In December 2021, the Federal Parliament passed amendments to the Autonomous Sanctions Act 2011 (Cth) to allow for the adoption of thematic sanctions regimes in situations of serious human rights violations, serious corruption and malicious cyber activity (so-called 'Magnitsky sanctions'). The ALP was an enthusiastic supporter of these reforms.
Having given bipartisan support for sanctions against Russia in response to the invasion of Ukraine, it is expected that the Albanese government will support the use of thematic sanctions, especially where allies have issued similar measures. This accords with the newly-elected Prime Minister's signalling of Australia's ongoing commitment to remaining in-step with its allies at the Quad Meeting in May.
As we reported late last year, if the Government does impose thematic sanctions programs, sanctions compliance risk for Australian businesses will become more disperse. Companies should keep their compliance risk policies and procedures updated and seek guidance on how the application of sanctions law might affect their business.
Despite Australia having a relatively activist sanctions policy and a corporate criminal sanctions offence that is comparable to the above-mentioned proposed 'failure to prevent bribery by associates' offence, there have been low levels of sanctions enforcement in Australia. It is unclear whether sanctions enforcement levels will increase under the Albanese government.
The Albanese government's agenda embraces a clear theme of increased transparency across public and private sectors.
The potential impact on Australian business will be revealed as the months progress. In the meantime, companies should:
- remain up-to-date with changes to Australia's anti-bribery and anti-corruption architecture;
- prepare for potentially significant reforms to foreign public and domestic private sector bribery laws; and
- be equipped to review internal policies and procedures to keep pace with domestic developments.
With legislation relating to a NACC expected to be brought before the new Parliament before the end of the year, expect future updates from us as we gain a clearer picture on how Australian companies will be expected to respond.
Under this offence, an Australian company would commit an offence if an 'associate' of the company commits bribery for the 'profit or gain' of the company.
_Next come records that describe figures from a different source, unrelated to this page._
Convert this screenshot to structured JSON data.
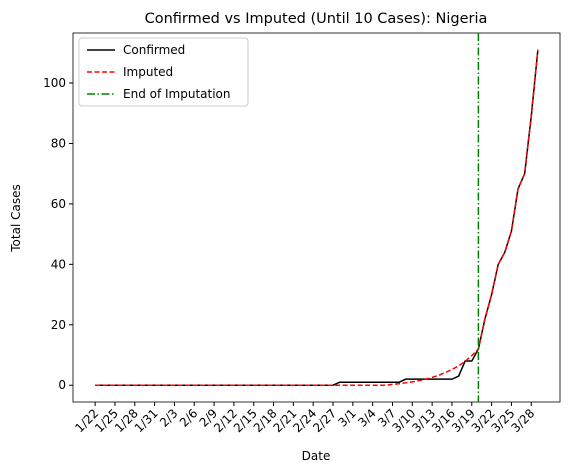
{
  "chart_data": {
    "type": "line",
    "title": "Confirmed vs Imputed (Until 10 Cases): Nigeria",
    "x_label": "Date",
    "y_label": "Total Cases",
    "categories": [
      "1/22",
      null,
      null,
      "1/25",
      null,
      null,
      "1/28",
      null,
      null,
      "1/31",
      null,
      null,
      "2/3",
      null,
      null,
      "2/6",
      null,
      null,
      "2/9",
      null,
      null,
      "2/12",
      null,
      null,
      "2/15",
      null,
      null,
      "2/18",
      null,
      null,
      "2/21",
      null,
      null,
      "2/24",
      null,
      null,
      "2/27",
      null,
      null,
      "3/1",
      null,
      null,
      "3/4",
      null,
      null,
      "3/7",
      null,
      null,
      "3/10",
      null,
      null,
      "3/13",
      null,
      null,
      "3/16",
      null,
      null,
      "3/19",
      null,
      null,
      "3/22",
      null,
      null,
      "3/25",
      null,
      null,
      "3/28",
      null
    ],
    "series": [
      {
        "name": "Confirmed",
        "color": "#000000",
        "style": "solid",
        "values": [
          0,
          0,
          0,
          0,
          0,
          0,
          0,
          0,
          0,
          0,
          0,
          0,
          0,
          0,
          0,
          0,
          0,
          0,
          0,
          0,
          0,
          0,
          0,
          0,
          0,
          0,
          0,
          0,
          0,
          0,
          0,
          0,
          0,
          0,
          0,
          0,
          0,
          1,
          1,
          1,
          1,
          1,
          1,
          1,
          1,
          1,
          1,
          2,
          2,
          2,
          2,
          2,
          2,
          2,
          2,
          3,
          8,
          8,
          12,
          22,
          30,
          40,
          44,
          51,
          65,
          70,
          89,
          111
        ]
      },
      {
        "name": "Imputed",
        "color": "#ff0000",
        "style": "dashed",
        "values": [
          0,
          0,
          0,
          0,
          0,
          0,
          0,
          0,
          0,
          0,
          0,
          0,
          0,
          0,
          0,
          0,
          0,
          0,
          0,
          0,
          0,
          0,
          0,
          0,
          0,
          0,
          0,
          0,
          0,
          0,
          0,
          0,
          0,
          0,
          0,
          0,
          0,
          0,
          0,
          0,
          0,
          0,
          0,
          0,
          0,
          0.3,
          0.5,
          0.8,
          1.1,
          1.5,
          2,
          2.6,
          3.3,
          4.2,
          5.2,
          6.4,
          7.9,
          9.8,
          12,
          22,
          30,
          40,
          44,
          51,
          65,
          70,
          89,
          111
        ]
      },
      {
        "name": "End of Imputation",
        "color": "#008000",
        "style": "dashdot",
        "x": 58
      }
    ],
    "ylim": [
      -5.55,
      116.55
    ],
    "yticks": [
      0,
      20,
      40,
      60,
      80,
      100
    ],
    "legend": "upper left"
  }
}
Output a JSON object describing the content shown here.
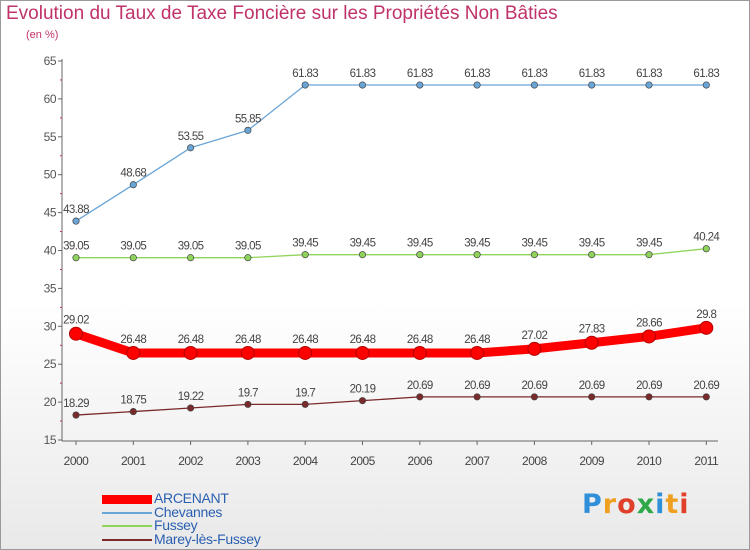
{
  "header": {
    "title": "Evolution du Taux de Taxe Foncière sur les Propriétés Non Bâties",
    "unit": "(en %)"
  },
  "logo": {
    "letters": [
      "P",
      "r",
      "o",
      "x",
      "i",
      "t",
      "i"
    ],
    "colors": [
      "#2f8fd8",
      "#f0a020",
      "#e0402a",
      "#2fa84a",
      "#2f8fd8",
      "#f0a020",
      "#e0402a"
    ]
  },
  "colors": {
    "title": "#c0326a",
    "axis": "#666666"
  },
  "chart_data": {
    "type": "line",
    "title": "Evolution du Taux de Taxe Foncière sur les Propriétés Non Bâties",
    "ylabel": "(en %)",
    "xlabel": "",
    "ylim": [
      15,
      65
    ],
    "yticks": [
      15,
      20,
      25,
      30,
      35,
      40,
      45,
      50,
      55,
      60,
      65
    ],
    "categories": [
      "2000",
      "2001",
      "2002",
      "2003",
      "2004",
      "2005",
      "2006",
      "2007",
      "2008",
      "2009",
      "2010",
      "2011"
    ],
    "grid": false,
    "legend_position": "bottom-left",
    "series": [
      {
        "name": "ARCENANT",
        "color": "#ff0000",
        "width": "thick",
        "values": [
          29.02,
          26.48,
          26.48,
          26.48,
          26.48,
          26.48,
          26.48,
          26.48,
          27.02,
          27.83,
          28.66,
          29.8
        ],
        "labels": [
          "29.02",
          "26.48",
          "26.48",
          "26.48",
          "26.48",
          "26.48",
          "26.48",
          "26.48",
          "27.02",
          "27.83",
          "28.66",
          "29.8"
        ]
      },
      {
        "name": "Chevannes",
        "color": "#6aa5d8",
        "width": "thin",
        "values": [
          43.88,
          48.68,
          53.55,
          55.85,
          61.83,
          61.83,
          61.83,
          61.83,
          61.83,
          61.83,
          61.83,
          61.83
        ],
        "labels": [
          "43.88",
          "48.68",
          "53.55",
          "55.85",
          "61.83",
          "61.83",
          "61.83",
          "61.83",
          "61.83",
          "61.83",
          "61.83",
          "61.83"
        ]
      },
      {
        "name": "Fussey",
        "color": "#8fd45a",
        "width": "thin",
        "values": [
          39.05,
          39.05,
          39.05,
          39.05,
          39.45,
          39.45,
          39.45,
          39.45,
          39.45,
          39.45,
          39.45,
          40.24
        ],
        "labels": [
          "39.05",
          "39.05",
          "39.05",
          "39.05",
          "39.45",
          "39.45",
          "39.45",
          "39.45",
          "39.45",
          "39.45",
          "39.45",
          "40.24"
        ]
      },
      {
        "name": "Marey-lès-Fussey",
        "color": "#7a2a2a",
        "width": "thin",
        "values": [
          18.29,
          18.75,
          19.22,
          19.7,
          19.7,
          20.19,
          20.69,
          20.69,
          20.69,
          20.69,
          20.69,
          20.69
        ],
        "labels": [
          "18.29",
          "18.75",
          "19.22",
          "19.7",
          "19.7",
          "20.19",
          "20.69",
          "20.69",
          "20.69",
          "20.69",
          "20.69",
          "20.69"
        ]
      }
    ]
  }
}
The bribe by the associate may be paid anywhere in the world and does not itself have to be the subject of prosecution. This is a strict liability offence, but the company will have a defence if it can prove that it had in place 'adequate procedures' designed to prevent the commission of the offence by any of its associates.
A DPA is a mechanism for the resolution of foreign bribery (and other serious corporate criminal) prosecutions through the negotiation of voluntary agreements between a prosecutor and an accused corporation, pursuant to which the accused corporation must comply with a range of specified terms, in return for deferral and discontinuance of a prosecution.
Australian Labor Party, Labor's Plan to Ensure Multinationals Pay their Fair Share of Tax (2022).
Australian Labor Party, Labor’s Anti-Corporate Bribery Package (2018).